What links the expressive theories of the Enlightment with those of the Sturm und Drang is that in both, underlying the aesthetic problem of the representation of man's actions, we find the concern for revelation of moral character. [57] Lavater, whose four volumes of the Physiognomische Fragmente appear between 1775 and 1778, hoped to learn from the wealth of physical types that he gathered how to recognize a good or evil character, whether the relation between an individual's corporeal and spiritual parts was absolute, and, finally, the very nature of man himself. For Lavater, man's physiognomy is the image of God and physiognomic recognition is the product not of scientific scrutiny, but of a metaphysical a religious epiphany. In his eulogy to portrait painting which he raises far above its usual place in the hierarchy of the genres, Lavater claims that the face would become a sacred object to the painter if th latter could only recognize it as the greatest work of the divine master, God.

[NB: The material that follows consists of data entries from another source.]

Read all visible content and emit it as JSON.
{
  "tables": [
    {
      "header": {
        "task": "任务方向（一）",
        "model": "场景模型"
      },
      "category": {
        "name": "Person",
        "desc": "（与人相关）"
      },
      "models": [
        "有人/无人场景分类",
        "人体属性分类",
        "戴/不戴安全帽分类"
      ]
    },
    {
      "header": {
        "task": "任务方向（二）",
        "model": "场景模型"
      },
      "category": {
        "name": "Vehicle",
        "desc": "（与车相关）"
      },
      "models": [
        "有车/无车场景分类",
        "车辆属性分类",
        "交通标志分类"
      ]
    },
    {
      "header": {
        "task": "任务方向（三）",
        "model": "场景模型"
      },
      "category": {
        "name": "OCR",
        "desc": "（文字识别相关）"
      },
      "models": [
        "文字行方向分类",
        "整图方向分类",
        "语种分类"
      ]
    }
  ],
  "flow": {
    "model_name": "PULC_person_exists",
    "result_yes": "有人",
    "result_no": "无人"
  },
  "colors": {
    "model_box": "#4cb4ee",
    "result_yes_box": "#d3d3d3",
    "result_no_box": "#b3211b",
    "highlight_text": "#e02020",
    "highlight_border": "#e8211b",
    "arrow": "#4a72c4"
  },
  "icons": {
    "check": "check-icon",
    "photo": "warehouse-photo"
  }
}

Of course the opposite conclusion could also be reached. Lichtenberg, the great opponent of Lavater, an avowed pathognomist and admirer of Hogarth, in his Über Physiognomik und wider die Physiognomen, believed that the knowledge of man produced hatred, not love.[58] Besides, he asked, how does one distinguish in the human face morally revealing lines from those etched by climate, age, or illness? Lavater's importance, however, consists in that, although like the Enlightenment philosophers he grasped the instructive relation between essential signs forming a correspondence that joined soul and body, he transcended th is two-dimensional or approximate mirroring of the soul in the body's form and penetrated to the image of a unified nature concealed behind it. This pantheistic unity of nature is seen to give meaning to individual manifestations of expression. Nonetheless, his theory is as unscientific as that of preceding physiognomists, but it is more metaphysical in that he attempts to account for the entire realm of expressive possibilities. Significantly for present purposes, with Lavater the sphere of what is expressive becomes extended to include abstract symbols. It is no longer merely anthropocentric: circular or square foreheads, strongly curved eyebrows, and long faces take on significance because the lines or shapes themselves are perceived as being carriers of inherent meaning.[59] Hence every phenomenon, whether animate or inanimate, is potentially expressive.[60] Here lies the root of Humbert's semiotic aesthetics.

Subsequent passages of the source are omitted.